Впереди колосилось огромное желтое поле, только далеко на севере виднелись верхушки темного леса, да на востоке грустно склонили зеленые головы белые березки. И столь же красивые, как эти белотелые деревца, жали хлеб три ясноглазые девицы, явно не мужние, пели долгую переливчатую песню об этом поле, о суженном, что ушел воевать и о тяжкой девичьей доле. Одна чуть ли не поджигала поле огненно-рыжими волосами, другая смуглая, крепкая, черноволосая, с таким стройным станом, что душа невольно замирала, на такую красу глядучи. Третья совсем молодая, весен пятнадцать, курносая, раскидала по белому платью русые косы.
Работницы перепугались не на шутку, увидав выехавших из густого леса витязей – страшные, со всклоченными волосами, изодранные и израненные, а у того, что постарше, на щеках такая щетина, что с досок можно шероховатость снимать.
Ратибор искоса глянул на испуганных девок, поскреб подбородок и вымолвил странным голосом:
– Конячек, говоришь? Отчего же не отпустить… Пусть покушают, какое с этого лихо?
Он направил скакуна в сторону остолбеневших работниц и спросил как можно более ласково:
– Девицы-красавицы, разрешите нашим лошадкам вашей ржи откушать! А то эти заразы уже три дня ничего не жрамши. Того и гляди издохнут, сердешные.
Девки аж прыснули смехом – родная русская речь придала им спокойствия и уверенности. Старшая – высокая рыжеволосая красунья в простеньком сарафане, сморщила носик и сказала с грустной серьезностью:
– Русичи? Мы уж испугались, думали, что поляки снова наехали… Вы не стесняйтесь, пускайте лошадок своих. Скока они там съедят… – уже совсем грустно махнула она рукой. – Поляки гораздо больше добра изводят, а вы наши, родимые…
Витязи спешились, а девки отложили серпы и застенчиво оглядывали друзей.
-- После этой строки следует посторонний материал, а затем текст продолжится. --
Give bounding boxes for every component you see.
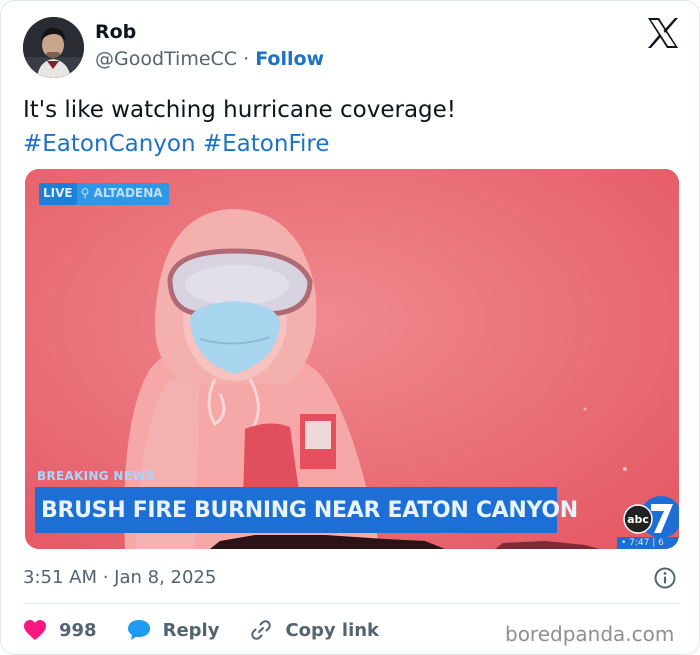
tweet-actions: 998 Reply Copy link [23, 618, 409, 642]
watermark: boredpanda.com [505, 622, 675, 646]
follow-button[interactable]: Follow [255, 48, 324, 70]
author-handle[interactable]: @GoodTimeCC [95, 48, 237, 70]
divider [23, 603, 679, 604]
news-headline: BRUSH FIRE BURNING NEAR EATON CANYON [41, 498, 578, 523]
copy-link-label: Copy link [285, 619, 380, 641]
tweet-media-image[interactable]: LIVE ⚲ ALTADENA BREAKING NEWS BRUSH FIRE… [25, 169, 679, 549]
location-label: ⚲ ALTADENA [76, 183, 169, 205]
broadcast-time: • 7:47 | 6 [617, 537, 679, 549]
avatar[interactable] [23, 17, 84, 78]
hashtag-eatonfire[interactable]: #EatonFire [203, 131, 330, 157]
reply-bubble-icon [127, 620, 150, 640]
heart-icon [24, 620, 46, 640]
x-logo-icon[interactable] [645, 15, 681, 51]
tweet-card: Rob @GoodTimeCC · Follow It's like watch… [0, 0, 700, 655]
handle-separator: · [237, 48, 256, 70]
network-label: abc [627, 513, 649, 526]
author-name[interactable]: Rob [95, 21, 136, 43]
reply-label: Reply [162, 619, 220, 641]
like-button[interactable]: 998 [23, 619, 97, 641]
live-location-badge: LIVE ⚲ ALTADENA [39, 183, 169, 205]
breaking-news-label: BREAKING NEWS [37, 469, 155, 483]
tweet-body: It's like watching hurricane coverage! [23, 97, 457, 123]
copy-link-button[interactable]: Copy link [249, 618, 379, 642]
tweet-text: It's like watching hurricane coverage! #… [23, 93, 673, 161]
author-handle-line: @GoodTimeCC · Follow [95, 48, 324, 70]
reply-button[interactable]: Reply [127, 619, 220, 641]
link-icon [251, 620, 272, 640]
live-label: LIVE [39, 183, 77, 205]
info-icon[interactable] [653, 566, 677, 590]
abc7-logo-icon: abc [623, 496, 679, 538]
like-count: 998 [59, 619, 97, 641]
tweet-timestamp[interactable]: 3:51 AM · Jan 8, 2025 [23, 567, 216, 588]
hashtag-eatoncanyon[interactable]: #EatonCanyon [23, 131, 196, 157]
tweet-hashtags: #EatonCanyon #EatonFire [23, 127, 673, 161]
location-pin-icon: ⚲ [80, 186, 94, 200]
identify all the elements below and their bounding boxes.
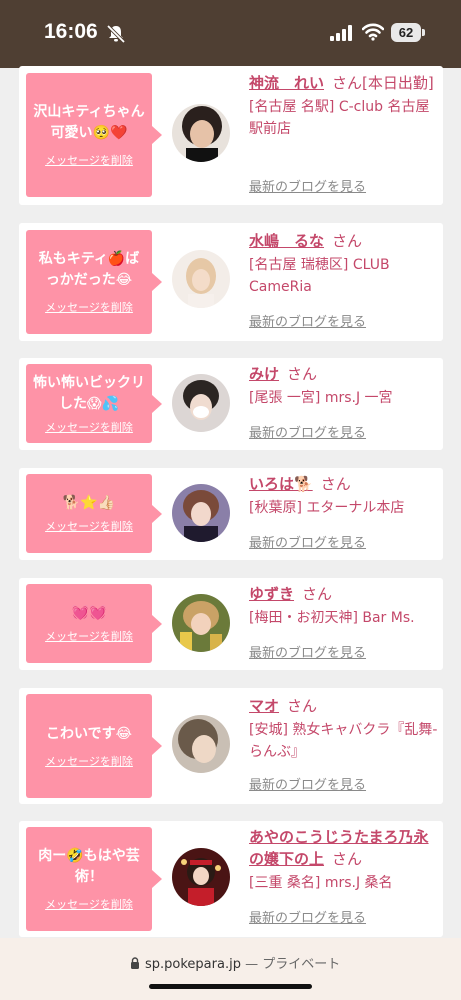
latest-blog-link[interactable]: 最新のブログを見る	[249, 642, 366, 661]
message-bubble: 🐕⭐👍🏻 メッセージを削除	[26, 474, 162, 553]
shop-line-1: [本日出勤]	[362, 74, 434, 92]
private-label: プライベート	[262, 957, 341, 972]
cast-name-link[interactable]: ゆずき	[249, 585, 294, 603]
message-card: こわいです😂 メッセージを削除 マオ さん [安城] 熟女キャバクラ『乱舞-らんぶ…	[19, 688, 443, 804]
avatar[interactable]	[172, 374, 230, 432]
delete-message-link[interactable]: メッセージを削除	[45, 419, 133, 435]
avatar[interactable]	[172, 104, 230, 162]
cast-info: いろは🐕 さん [秋葉原] エターナル本店	[249, 473, 439, 519]
latest-blog-link[interactable]: 最新のブログを見る	[249, 311, 366, 330]
delete-message-link[interactable]: メッセージを削除	[45, 152, 133, 168]
status-time: 16:06	[44, 20, 98, 43]
delete-message-link[interactable]: メッセージを削除	[45, 518, 133, 534]
bell-slash-icon	[106, 24, 126, 44]
message-card: 沢山キティちゃん可愛い🥺❤️ メッセージを削除 神流 れい さん[本日出勤] [名…	[19, 66, 443, 205]
cast-name-link[interactable]: 神流 れい	[249, 74, 324, 92]
avatar[interactable]	[172, 484, 230, 542]
shop-name: [尾張 一宮] mrs.J 一宮	[249, 390, 393, 406]
shop-name: [三重 桑名] mrs.J 桑名	[249, 875, 393, 891]
message-card: 私もキティ🍎ばっかだった😂 メッセージを削除 水嶋 るな さん [名古屋 瑞穂区]…	[19, 223, 443, 341]
message-text: 私もキティ🍎ばっかだった😂	[38, 251, 140, 288]
cast-name-link[interactable]: みけ	[249, 365, 279, 383]
message-bubble: 沢山キティちゃん可愛い🥺❤️ メッセージを削除	[26, 73, 162, 197]
message-bubble: 肉ー🤣もはや芸術！ メッセージを削除	[26, 827, 162, 931]
message-bubble: 💓💓 メッセージを削除	[26, 584, 162, 663]
message-bubble: 私もキティ🍎ばっかだった😂 メッセージを削除	[26, 230, 162, 334]
avatar[interactable]	[172, 848, 230, 906]
message-text: 沢山キティちゃん可愛い🥺❤️	[33, 104, 145, 141]
url-separator: —	[240, 957, 263, 972]
latest-blog-link[interactable]: 最新のブログを見る	[249, 774, 366, 793]
cellular-signal-icon	[330, 25, 352, 41]
honorific: さん	[320, 475, 351, 493]
message-card: 怖い怖いビックリした😱💦 メッセージを削除 みけ さん [尾張 一宮] mrs.J…	[19, 358, 443, 450]
latest-blog-link[interactable]: 最新のブログを見る	[249, 532, 366, 551]
delete-message-link[interactable]: メッセージを削除	[45, 753, 133, 769]
avatar[interactable]	[172, 250, 230, 308]
message-text: 💓💓	[71, 605, 107, 621]
cast-info: 水嶋 るな さん [名古屋 瑞穂区] CLUB CameRia	[249, 230, 439, 298]
delete-message-link[interactable]: メッセージを削除	[45, 896, 133, 912]
avatar[interactable]	[172, 594, 230, 652]
shop-name: [安城] 熟女キャバクラ『乱舞-らんぶ』	[249, 722, 438, 760]
status-bar: 16:06 62	[0, 0, 461, 68]
honorific: さん	[302, 585, 333, 603]
lock-icon	[131, 957, 139, 969]
honorific: さん	[332, 850, 363, 868]
shop-name: [名古屋 名駅] C-club 名古屋駅前店	[249, 99, 430, 137]
message-text: こわいです😂	[46, 725, 132, 742]
battery-level: 62	[391, 23, 421, 42]
cast-name-link[interactable]: 水嶋 るな	[249, 232, 324, 250]
message-bubble: 怖い怖いビックリした😱💦 メッセージを削除	[26, 364, 162, 443]
honorific: さん	[332, 232, 363, 250]
message-card: 肉ー🤣もはや芸術！ メッセージを削除 あやのこうじうたまろ乃永の嬢下の上 さん […	[19, 821, 443, 937]
battery-tip	[422, 29, 425, 36]
message-text: 🐕⭐👍🏻	[62, 495, 116, 511]
shop-name: [秋葉原] エターナル本店	[249, 500, 405, 516]
latest-blog-link[interactable]: 最新のブログを見る	[249, 176, 366, 195]
url-text[interactable]: sp.pokepara.jp — プライベート	[145, 953, 340, 972]
message-bubble: こわいです😂 メッセージを削除	[26, 694, 162, 798]
shop-name: [名古屋 瑞穂区] CLUB CameRia	[249, 257, 390, 295]
latest-blog-link[interactable]: 最新のブログを見る	[249, 907, 366, 926]
cast-info: みけ さん [尾張 一宮] mrs.J 一宮	[249, 363, 439, 409]
latest-blog-link[interactable]: 最新のブログを見る	[249, 422, 366, 441]
message-text: 怖い怖いビックリした😱💦	[33, 374, 145, 412]
wifi-icon	[362, 23, 384, 41]
message-card: 💓💓 メッセージを削除 ゆずき さん [梅田・お初天神] Bar Ms. 最新のブ…	[19, 578, 443, 670]
honorific: さん	[332, 74, 363, 92]
message-text: 肉ー🤣もはや芸術！	[38, 848, 140, 885]
message-card: 🐕⭐👍🏻 メッセージを削除 いろは🐕 さん [秋葉原] エターナル本店 最新のブロ…	[19, 468, 443, 560]
url-domain: sp.pokepara.jp	[145, 957, 241, 972]
avatar[interactable]	[172, 715, 230, 773]
cast-info: マオ さん [安城] 熟女キャバクラ『乱舞-らんぶ』	[249, 695, 439, 763]
cast-info: 神流 れい さん[本日出勤] [名古屋 名駅] C-club 名古屋駅前店	[249, 72, 439, 140]
delete-message-link[interactable]: メッセージを削除	[45, 299, 133, 315]
cast-info: あやのこうじうたまろ乃永の嬢下の上 さん [三重 桑名] mrs.J 桑名	[249, 826, 439, 894]
home-indicator[interactable]	[149, 984, 312, 989]
delete-message-link[interactable]: メッセージを削除	[45, 628, 133, 644]
honorific: さん	[287, 365, 318, 383]
shop-name: [梅田・お初天神] Bar Ms.	[249, 610, 415, 626]
cast-name-link[interactable]: いろは🐕	[249, 475, 313, 493]
cast-info: ゆずき さん [梅田・お初天神] Bar Ms.	[249, 583, 439, 629]
cast-name-link[interactable]: マオ	[249, 697, 279, 715]
honorific: さん	[287, 697, 318, 715]
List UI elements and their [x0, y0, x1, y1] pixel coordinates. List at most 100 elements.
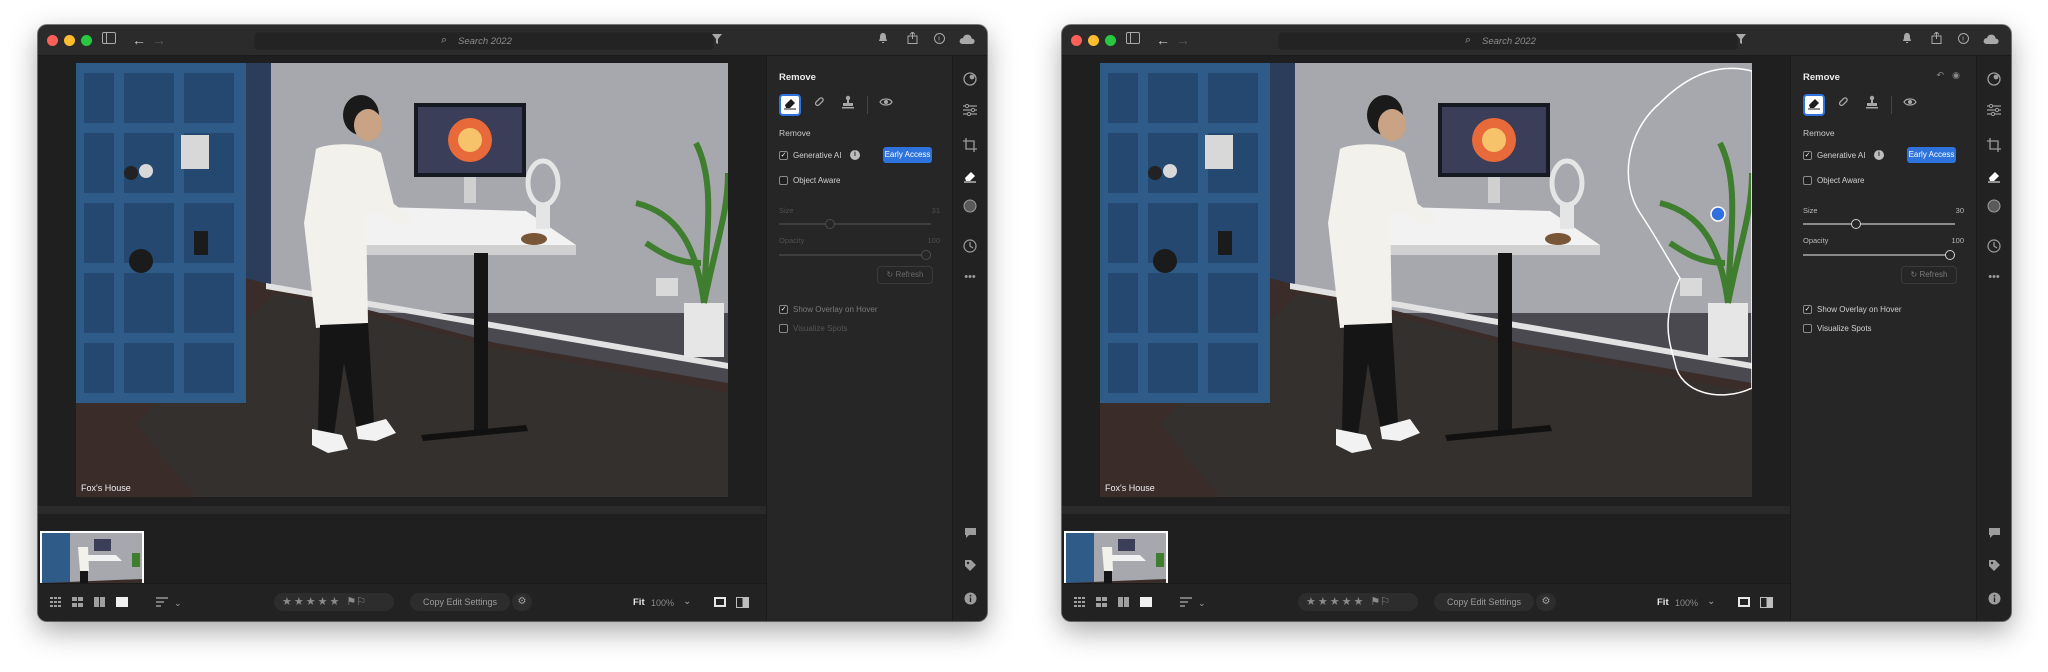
info-icon[interactable] [1985, 592, 2003, 610]
before-after-icon[interactable] [714, 597, 726, 610]
main-photo[interactable]: Fox's House [76, 63, 728, 497]
crop-icon[interactable] [961, 138, 979, 156]
flag-icon[interactable]: ⚑⚐ [1370, 596, 1390, 608]
zoom-value[interactable]: 100% [1675, 598, 1698, 608]
zoom-chevron-down-icon[interactable]: ⌄ [683, 596, 691, 608]
before-after-icon[interactable] [1738, 597, 1750, 610]
show-overlay-checkbox[interactable]: ✓ [1803, 305, 1812, 314]
red-eye-tool-icon[interactable] [1899, 94, 1921, 116]
split-compare-icon[interactable] [1760, 597, 1773, 611]
flag-icon[interactable]: ⚑⚐ [346, 596, 366, 608]
filter-icon[interactable] [1732, 31, 1750, 49]
clone-stamp-tool-icon[interactable] [837, 94, 859, 116]
eraser-tool-icon[interactable] [779, 94, 801, 116]
size-slider-track[interactable] [779, 223, 931, 225]
visualize-spots-checkbox[interactable] [779, 324, 788, 333]
zoom-value[interactable]: 100% [651, 598, 674, 608]
object-aware-checkbox[interactable] [1803, 176, 1812, 185]
compare-view-icon[interactable] [94, 597, 105, 610]
zoom-window-button[interactable] [1105, 35, 1116, 46]
minimize-window-button[interactable] [1088, 35, 1099, 46]
filter-icon[interactable] [708, 31, 726, 49]
size-slider-knob[interactable] [825, 219, 835, 229]
red-eye-tool-icon[interactable] [875, 94, 897, 116]
opacity-slider-track[interactable] [1803, 254, 1955, 256]
share-icon[interactable] [1927, 31, 1945, 49]
search-field[interactable]: ⌕ Search 2022 [254, 32, 714, 50]
photo-canvas[interactable]: Fox's House [1062, 56, 1790, 621]
clone-stamp-tool-icon[interactable] [1861, 94, 1883, 116]
more-options-icon[interactable]: ••• [1985, 268, 2003, 286]
close-window-button[interactable] [47, 35, 58, 46]
help-icon[interactable]: ! [1954, 31, 1972, 49]
size-slider-knob[interactable] [1851, 219, 1861, 229]
minimize-window-button[interactable] [64, 35, 75, 46]
masking-icon[interactable] [961, 199, 979, 217]
undo-icon[interactable]: ↶ [1936, 70, 1944, 81]
grid-view-large-icon[interactable] [1096, 597, 1107, 610]
zoom-chevron-down-icon[interactable]: ⌄ [1707, 596, 1715, 608]
grid-view-small-icon[interactable] [50, 597, 61, 610]
history-icon[interactable] [1985, 239, 2003, 257]
star-rating[interactable]: ★★★★★ ⚑⚐ [1298, 593, 1418, 611]
sidebar-toggle-icon[interactable] [1124, 31, 1142, 49]
main-photo[interactable]: Fox's House [1100, 63, 1752, 497]
zoom-window-button[interactable] [81, 35, 92, 46]
edit-sliders-icon[interactable] [1985, 103, 2003, 121]
photo-canvas[interactable]: Fox's House [38, 56, 766, 621]
cloud-sync-icon[interactable] [958, 31, 976, 49]
remove-brush-overlay[interactable] [1100, 63, 1752, 497]
star-rating[interactable]: ★★★★★ ⚑⚐ [274, 593, 394, 611]
notifications-bell-icon[interactable] [1898, 31, 1916, 49]
help-icon[interactable]: ! [930, 31, 948, 49]
close-window-button[interactable] [1071, 35, 1082, 46]
visibility-eye-icon[interactable]: ◉ [1952, 70, 1960, 81]
grid-view-small-icon[interactable] [1074, 597, 1085, 610]
remove-eraser-icon[interactable] [1985, 169, 2003, 187]
edit-sliders-icon[interactable] [961, 103, 979, 121]
filmstrip-scrollbar[interactable] [1062, 506, 1790, 514]
split-compare-icon[interactable] [736, 597, 749, 611]
cloud-sync-icon[interactable] [1982, 31, 2000, 49]
history-icon[interactable] [961, 239, 979, 257]
fit-label[interactable]: Fit [633, 597, 645, 608]
refresh-button[interactable]: ↻ Refresh [1901, 266, 1957, 284]
forward-arrow-icon[interactable]: → [1174, 31, 1192, 49]
healing-brush-tool-icon[interactable] [1832, 94, 1854, 116]
healing-brush-tool-icon[interactable] [808, 94, 830, 116]
sort-chevron-down-icon[interactable]: ⌄ [1198, 597, 1206, 609]
detail-view-icon[interactable] [116, 597, 128, 610]
generative-ai-info-icon[interactable]: i [1874, 150, 1884, 160]
visualize-spots-checkbox[interactable] [1803, 324, 1812, 333]
back-arrow-icon[interactable]: ← [130, 31, 148, 49]
opacity-slider-knob[interactable] [1945, 250, 1955, 260]
refresh-button[interactable]: ↻ Refresh [877, 266, 933, 284]
sort-chevron-down-icon[interactable]: ⌄ [174, 597, 182, 609]
crop-icon[interactable] [1985, 138, 2003, 156]
compare-view-icon[interactable] [1118, 597, 1129, 610]
early-access-badge[interactable]: Early Access [1907, 147, 1956, 163]
detail-view-icon[interactable] [1140, 597, 1152, 610]
show-overlay-checkbox[interactable]: ✓ [779, 305, 788, 314]
copy-edit-settings-button[interactable]: Copy Edit Settings [410, 593, 510, 611]
notifications-bell-icon[interactable] [874, 31, 892, 49]
tag-icon[interactable] [1985, 559, 2003, 577]
eraser-tool-icon[interactable] [1803, 94, 1825, 116]
presets-icon[interactable] [1985, 72, 2003, 90]
early-access-badge[interactable]: Early Access [883, 147, 932, 163]
grid-view-large-icon[interactable] [72, 597, 83, 610]
masking-icon[interactable] [1985, 199, 2003, 217]
info-icon[interactable] [961, 592, 979, 610]
sort-icon[interactable] [156, 597, 168, 610]
comment-icon[interactable] [961, 526, 979, 544]
opacity-slider-knob[interactable] [921, 250, 931, 260]
comment-icon[interactable] [1985, 526, 2003, 544]
fit-label[interactable]: Fit [1657, 597, 1669, 608]
sidebar-toggle-icon[interactable] [100, 31, 118, 49]
generative-ai-info-icon[interactable]: i [850, 150, 860, 160]
size-slider-track[interactable] [1803, 223, 1955, 225]
share-icon[interactable] [903, 31, 921, 49]
settings-gear-icon[interactable]: ⚙ [512, 593, 532, 611]
opacity-slider-track[interactable] [779, 254, 931, 256]
filmstrip-scrollbar[interactable] [38, 506, 766, 514]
– Что, много лиха творят? – нахмурился Ратибор, разнуздывая и отпуская коня.
– Да хватает…
Она склонила золотистую челку, неожиданно шагнула навстречу и вдруг горько разрыдалась, прижавшись лицом к изодранному в ночной сече мужскому плечу.
– Сил нет! – шмыгая продолжала она. – Старикам еще ничего, хотя и их без всякого стыда бьют почем зря. Куда хуже парням, мужикам, что постарше! Их согнали в Киев, на работу, как говорят, на самом же деле видала я эти работы своими глазами. Под плетьми роют ловчие ямы, готовятся к напуску богатырей… Да только где те богатыри? Вон, у Цветаны жениха угнали, а через седьмицу узнали, что его до смерти забили палками. Нерадиво трудился… Цветана после того умом тронулась, бродит теперь как тень, худющая стала, не ест ничего… Мы ее и в поле теперь не берем, она серп-то едва ли удержит. В самом же Киеве вроде поспокойнее, там много народу, вот поляки и боятся злое лихо чинить. А про нас кто прознает? Вот и творят тут, что захотят…
– А сами вы как? – стиснув кулаки спросил стрелок.
– Лучше не спрашивай! – в голос разрыдалась красавица.